New In
Robust inference for linear models
Stata 18 offers more precise standard errors and confidence intervals (CIs) for three commonly used linear models in Stata: regress, areg, and xtreg, fe.
Highlights
-
Multiway cluster–robust standard errors
-
HC2 standard errors:
-
Degrees-of-freedom adjustment
-
Cluster–robust
-
Cluster–robust and degrees-of-freedom adjustment
-
-
Wild cluster bootstrap confidence intervals and p-values
Small number of clusters? Uneven number of observations per cluster? Use HC2 with degrees-of-freedom adjustment, option vce(hc2 …, dfadjust), or wild cluster bootstrap to obtain valid inference.
Multiple nonnested clusters? Use multiway clustering, option vce(cluster group1 group2 … groupk), to account for potential correlation of observations within different clusters.
Let’s see it work
We have a panel of individuals and would like to study the effect of belonging to a union on the log of wages ln_wage. We control for whether the individual has a college degree collgrad, for length of job tenure, and for time fixed effects.
We compare several methods of computing standard errors: robust, cluster–robust, cluster–robust HC2 with degrees-of-freedom adjustment, and two-way clustering. The second and third methods account for correlation at the industry level. The last method accounts for correlation at both the industry level and occupation level. In our example, we use only 12 clusters, which violates the assumption of asymptotic approximation that the number of clusters grows with the sample size. We restrict our sample to observations where industry code ind_code is available. We also store the estimation results. We type
. webuse nlswork (National Longitudinal Survey of Young Women, 14-24 years old in 1968) . keep if ind_code!=. (341 observations deleted) . quietly regress ln_wage tenure union collgrad i.year, vce(robust) . estimates store robust . quietly regress ln_wage tenure union collgrad i.year, vce(cluster ind_code) . estimates store cluster . quietly regress ln_wage tenure union collgrad i.year, vce(hc2 ind_code, dfadjust) . estimates store HC2 . quietly regress ln_wage tenure union collgrad i.year, vce(cluster idcode ind_code) . estimates store multiway
Instead of looking at all the regression output tables, we combine them into an estimates table by using etable.

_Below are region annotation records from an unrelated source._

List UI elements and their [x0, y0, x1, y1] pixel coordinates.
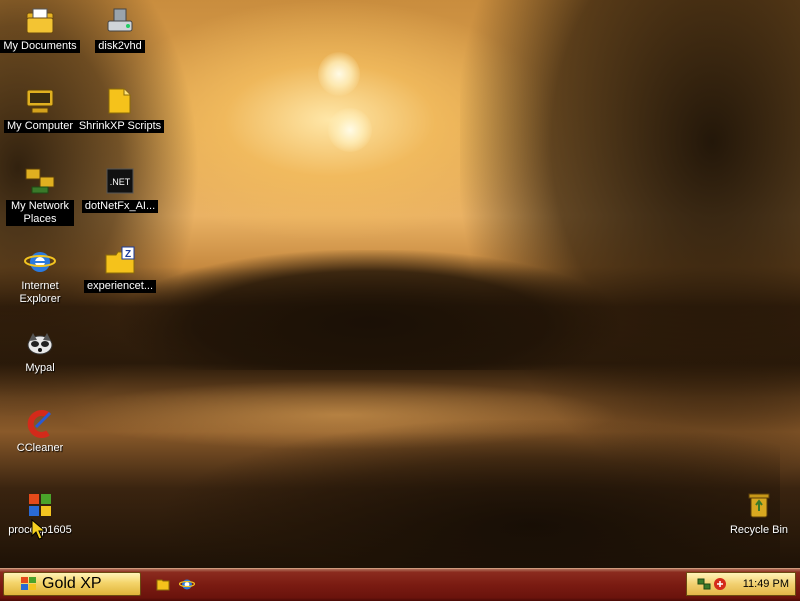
desktop-icon-my-network-places[interactable]: My Network Places [0, 164, 82, 226]
internet-explorer-icon [179, 579, 195, 590]
desktop-icon-dotnetfx[interactable]: .NET dotNetFx_AI... [78, 164, 162, 213]
recycle-bin-icon [742, 488, 776, 522]
svg-text:Z: Z [125, 249, 131, 260]
ccleaner-icon [23, 406, 57, 440]
quick-launch [154, 575, 196, 593]
disk-drive-icon [103, 4, 137, 38]
wallpaper-reeds [160, 420, 780, 568]
system-tray: 11:49 PM [686, 572, 796, 596]
desktop-icon-label: Mypal [25, 362, 55, 374]
wallpaper-sun-glare [318, 52, 360, 96]
taskbar: Gold XP 11:49 PM [0, 568, 800, 601]
zip-folder-icon: Z [103, 244, 137, 278]
start-button-label: Gold XP [42, 575, 102, 592]
windows-flag-icon [23, 488, 57, 522]
folder-icon [156, 579, 170, 591]
wallpaper-treeline [120, 250, 620, 370]
desktop-wallpaper: My Documents disk2vhd My Computer Shrink… [0, 0, 800, 568]
network-tray-icon[interactable] [697, 577, 711, 591]
quick-launch-internet-explorer[interactable] [178, 575, 196, 593]
desktop-icon-label: ShrinkXP Scripts [75, 120, 165, 133]
desktop-icon-label: My Documents [0, 40, 80, 53]
dotnet-installer-icon: .NET [103, 164, 137, 198]
network-icon [23, 164, 57, 198]
folder-icon [103, 84, 137, 118]
desktop-icon-label: disk2vhd [95, 40, 145, 53]
desktop-icon-label: experiencet... [83, 280, 157, 293]
quick-launch-folder[interactable] [154, 575, 172, 593]
desktop-icon-experiencet[interactable]: Z experiencet... [78, 244, 162, 293]
raccoon-icon [23, 326, 57, 360]
wallpaper-sun-glare [328, 108, 372, 152]
desktop-icon-label: CCleaner [16, 442, 64, 454]
desktop-icon-mypal[interactable]: Mypal [0, 326, 82, 375]
mouse-cursor-icon [31, 519, 47, 540]
desktop-icon-ccleaner[interactable]: CCleaner [0, 406, 82, 455]
computer-icon [23, 84, 57, 118]
start-flag-icon [21, 577, 36, 590]
desktop-icon-label: dotNetFx_AI... [81, 200, 159, 213]
desktop-icon-my-computer[interactable]: My Computer [0, 84, 82, 133]
desktop-icon-disk2vhd[interactable]: disk2vhd [78, 4, 162, 53]
desktop-icon-recycle-bin[interactable]: Recycle Bin [717, 488, 800, 537]
dotnet-badge-text: .NET [110, 177, 131, 187]
desktop-icon-label: My Computer [3, 120, 77, 133]
desktop-icon-label: Recycle Bin [729, 524, 789, 536]
desktop-icon-shrinkxp-scripts[interactable]: ShrinkXP Scripts [75, 84, 165, 133]
start-button[interactable]: Gold XP [3, 572, 141, 596]
my-documents-icon [23, 4, 57, 38]
desktop-icon-label: My Network Places [6, 200, 74, 226]
desktop-icon-label: Internet Explorer [19, 280, 61, 305]
security-tray-icon[interactable] [713, 577, 727, 591]
desktop-icon-internet-explorer[interactable]: Internet Explorer [0, 244, 82, 306]
internet-explorer-icon [23, 244, 57, 278]
tray-clock[interactable]: 11:49 PM [743, 578, 789, 590]
desktop-icon-my-documents[interactable]: My Documents [0, 4, 82, 53]
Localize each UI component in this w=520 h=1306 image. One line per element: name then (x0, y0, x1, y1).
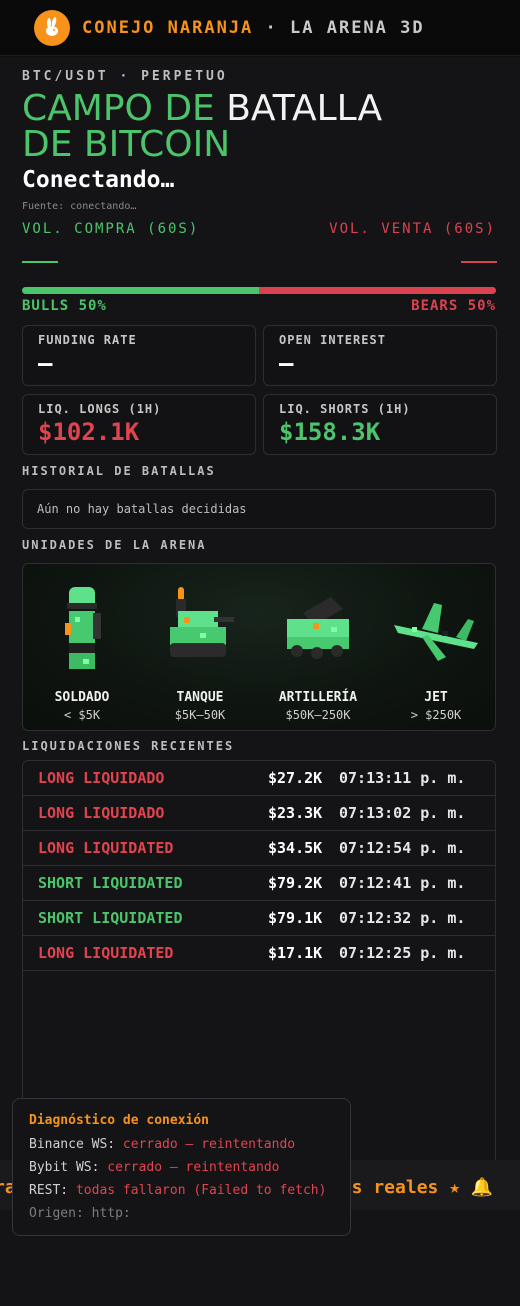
volume-labels: VOL. COMPRA (60S) VOL. VENTA (60S) (22, 221, 496, 237)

We asked etable to use the estimates we stored and to present only the CIs, cstat(_r_ci, …), for the coefficient on union, keep(union). We then export the table to the .html table you see on this page, export(setable.html, replace).
The CIs are the narrowest with robust standard errors. They are the widest with HC2 degrees of freedom–adjusted standard errors. In the latter case, 0 is inside the CI, which suggests we should be careful when interpreting the effect of belonging to a union on wages. This is in contrast with the conclusion we would have made had we used only robust standard errors. Finally, there appears to be little difference between clustering at the industry level and clustering at both industry and occupation levels.
We can also use wild cluster bootstrap to account for a small number of clusters and an unequal number of observations per cluster. It is implemented in the new wildbootstrap command. We describe this feature in detail in Wild cluster bootstrap, but let’s also use it here for comparison.
. wildbootstrap regress ln_wage tenure union collgrad i.year, cluster(ind_code) coefficients(union) rseed(111)
wildbootstrap calls regress. So after it is done, you can still access the regress results. But, additionally, wildbootstrap constructs wild cluster bootstrap CIs for the null hypothesis that a coefficient is 0. By default, it uses all coefficients, but you may select which ones you would like to study. We focus on union. Because we are resampling at the cluster level, we specify the ind_code variable in cluster(), and we set a seed for reproducibility.
The CI reported by wildbootstrap is almost as wide as that reported when we used HC2 standard errors. Although 0 is not in the CI, it suggests that there is a wide variability in the point estimate.